La solución sería la clasificación en origen, que forma parte de un proceso de transformación del proceso de recolección de residuos sólidos urbanos”, que se analiza actualmente como un proyecto de inversión extranjera.

Más puro, más caro

A juicio de Díaz, para el país es importante modificar la manera de tratar los residuos. “Mientras más de clasifique la chatarra en origen, mayor valor tiene después para la exportación”, asegura, con conocimiento de causa.

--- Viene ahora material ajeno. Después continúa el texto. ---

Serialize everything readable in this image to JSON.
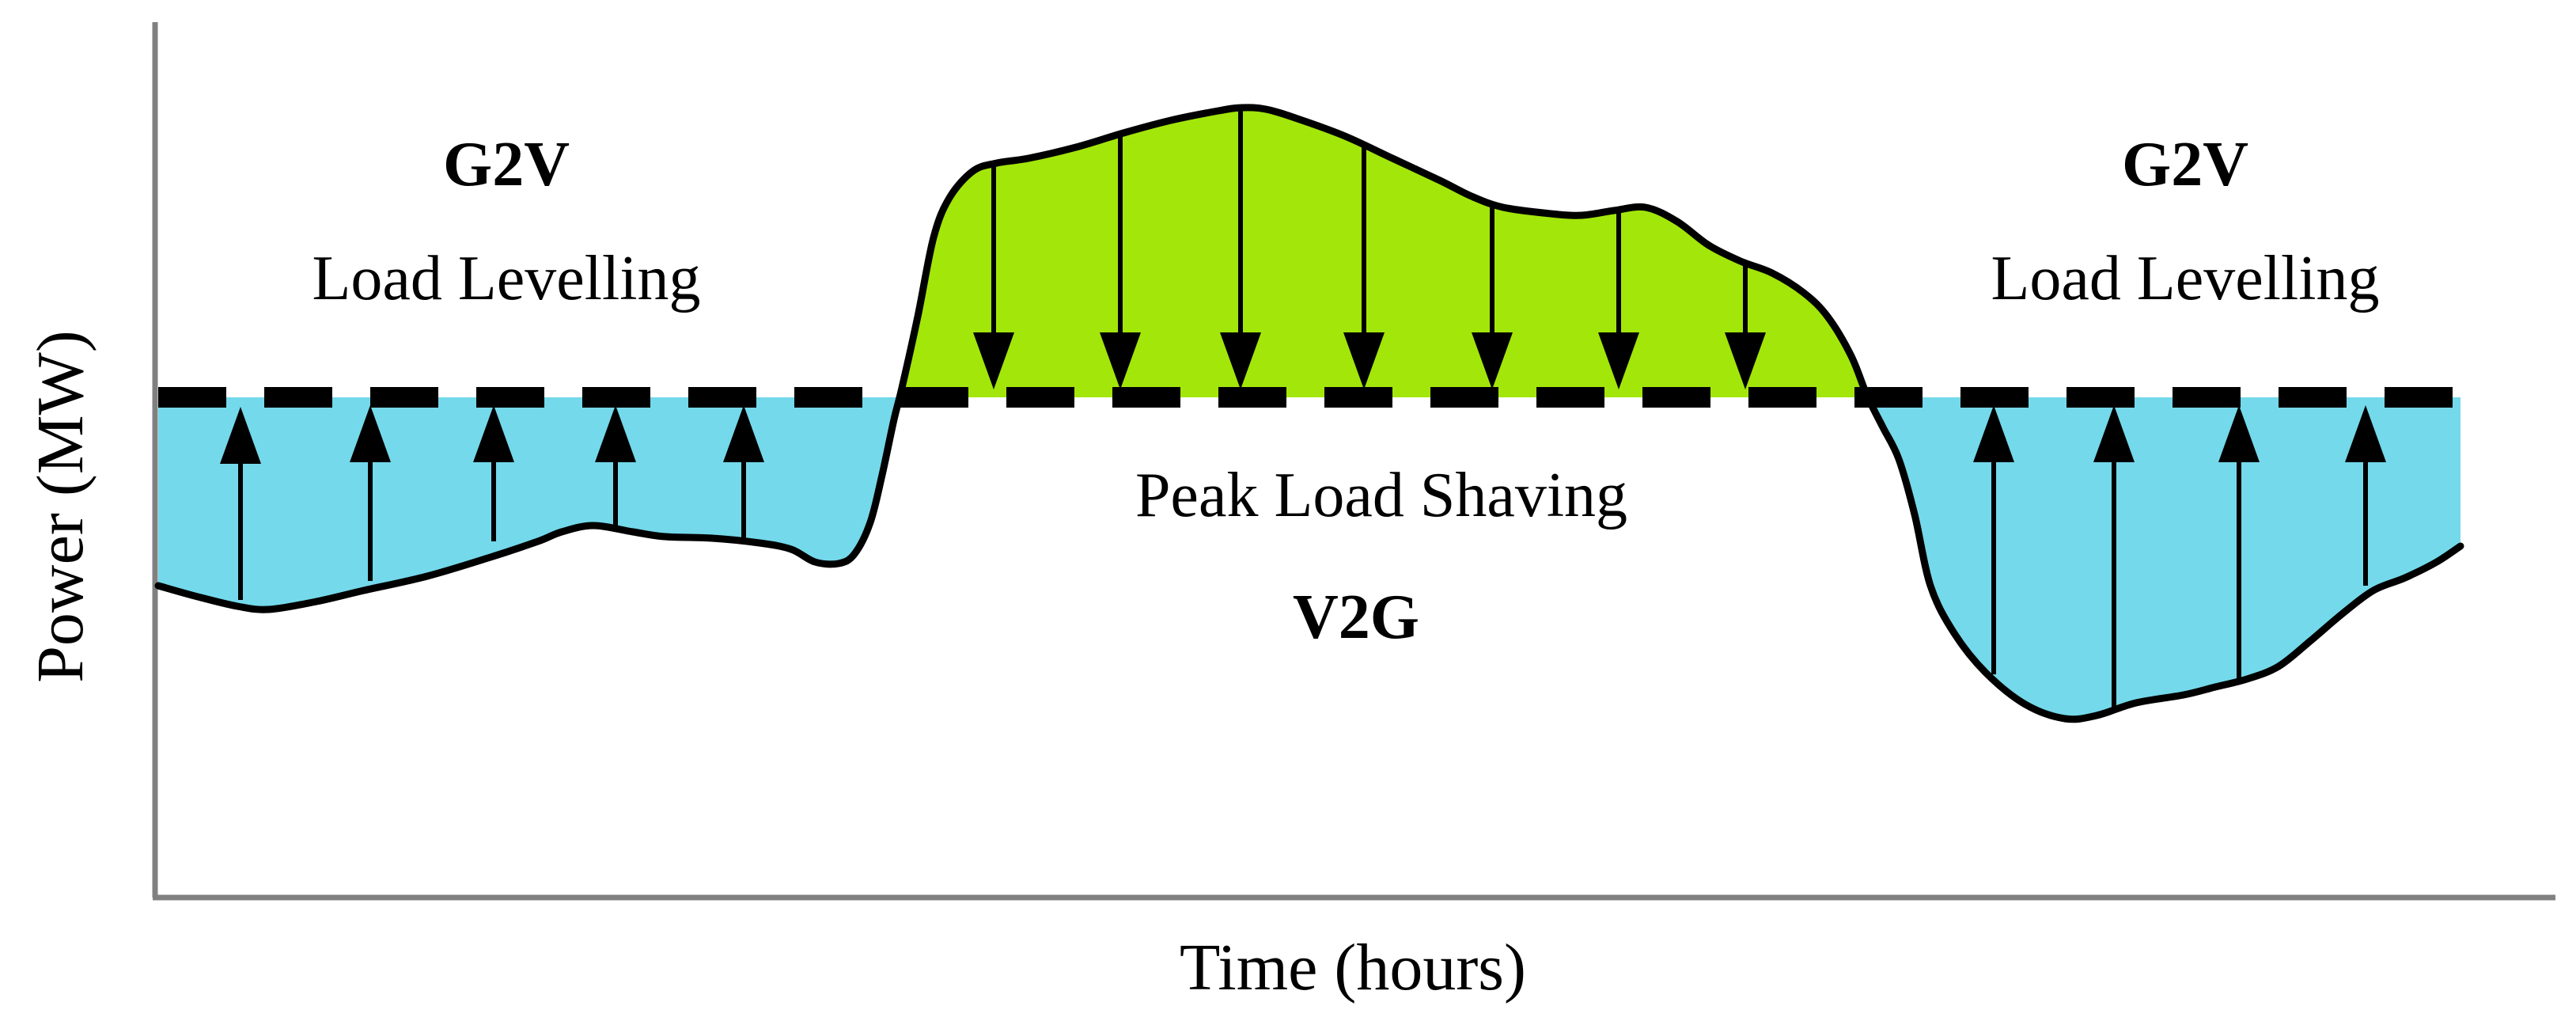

De acuerdo con el directivo, desde que empezaron la clasificación en origen a partir de la intensificación de la Ley 1288 de 1975, se han incrementado los ingresos. “Antes vendíamos muy poca cantidad de cobre de primera, ya hoy son dos contenedores mensuales, el cobre de primera valorado unos 500 dólares más por tonelada que el común, el solo hecho de clasificar el producto reporta 10 000 dólares adicionales por concepto de clasificación”.

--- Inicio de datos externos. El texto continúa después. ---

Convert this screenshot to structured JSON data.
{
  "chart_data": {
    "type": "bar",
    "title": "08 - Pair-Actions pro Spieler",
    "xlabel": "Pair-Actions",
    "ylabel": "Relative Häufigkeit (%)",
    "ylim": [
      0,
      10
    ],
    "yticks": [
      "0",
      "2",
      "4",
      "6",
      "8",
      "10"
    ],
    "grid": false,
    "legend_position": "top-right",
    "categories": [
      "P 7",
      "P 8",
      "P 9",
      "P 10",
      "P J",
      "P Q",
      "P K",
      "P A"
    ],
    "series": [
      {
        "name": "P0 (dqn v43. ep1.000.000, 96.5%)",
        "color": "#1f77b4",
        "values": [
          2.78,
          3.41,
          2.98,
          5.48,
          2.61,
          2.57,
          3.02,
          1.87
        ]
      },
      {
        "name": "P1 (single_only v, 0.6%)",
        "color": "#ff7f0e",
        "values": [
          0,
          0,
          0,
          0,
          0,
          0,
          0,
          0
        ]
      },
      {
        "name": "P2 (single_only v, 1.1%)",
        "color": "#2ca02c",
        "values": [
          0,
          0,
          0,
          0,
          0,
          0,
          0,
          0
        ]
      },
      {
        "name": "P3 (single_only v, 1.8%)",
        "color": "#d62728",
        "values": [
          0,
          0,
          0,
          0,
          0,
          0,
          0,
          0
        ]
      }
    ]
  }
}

Aunque no es el mejor ejemplo, es ilustrativo, dice, pues “da una idea de cómo al recuperarlo de manera diferenciada se le puede añadir mucho valor a la chatarra y además del cobre funciona con el bronce, y otros materiales reciclables, que la única solución que tenemos ante la disminución del fondo metálico del país”. Antes, dice, exportábamos mucho, pero no lo clasificábamos bien. Hoy, el tener menos cantidades nos obliga a clasificar más y esa es la tarea orientada desde hace unos tres años, con impacto en los números, al “añadir un valor superior a la chatarra que exportamos”.

Nueva mirada

En este 2018, la entidad persigue incentivar el tema de la exportación del papel y el cartón, para lo cual existe un mercado, aunque reconocen que los dividendos no pueden compararse con los obtenidos con los productos no ferrosos

“Son mercados de más volumen que de precios: la tonelada de cartón vale apenas 100 dólares, mientras la de cobre, más de 5 000. En estos casos, tenemos que ser más observadores con las navieras, pues los precios de los fletes nos afectan mucho: en un contenedor de cobre no importa pagar 5 000 dólares en fletes de los 100 000 que pagan por ese, pero en uno de cartón, no se puede pagar 5 000 de fletes, cifra similar al valor de la mercancía”.

No obstante, es una opción para tener en cuenta, toda vez que en los últimos tiempos la demanda interna de papel ha decrecido debido a problemas técnicos en las papeleras, con lo cual “se ha ido creando un excedente y se exportaron unas 500 toneladas de cartón, que de lo contrario irían a parar al vertedero”.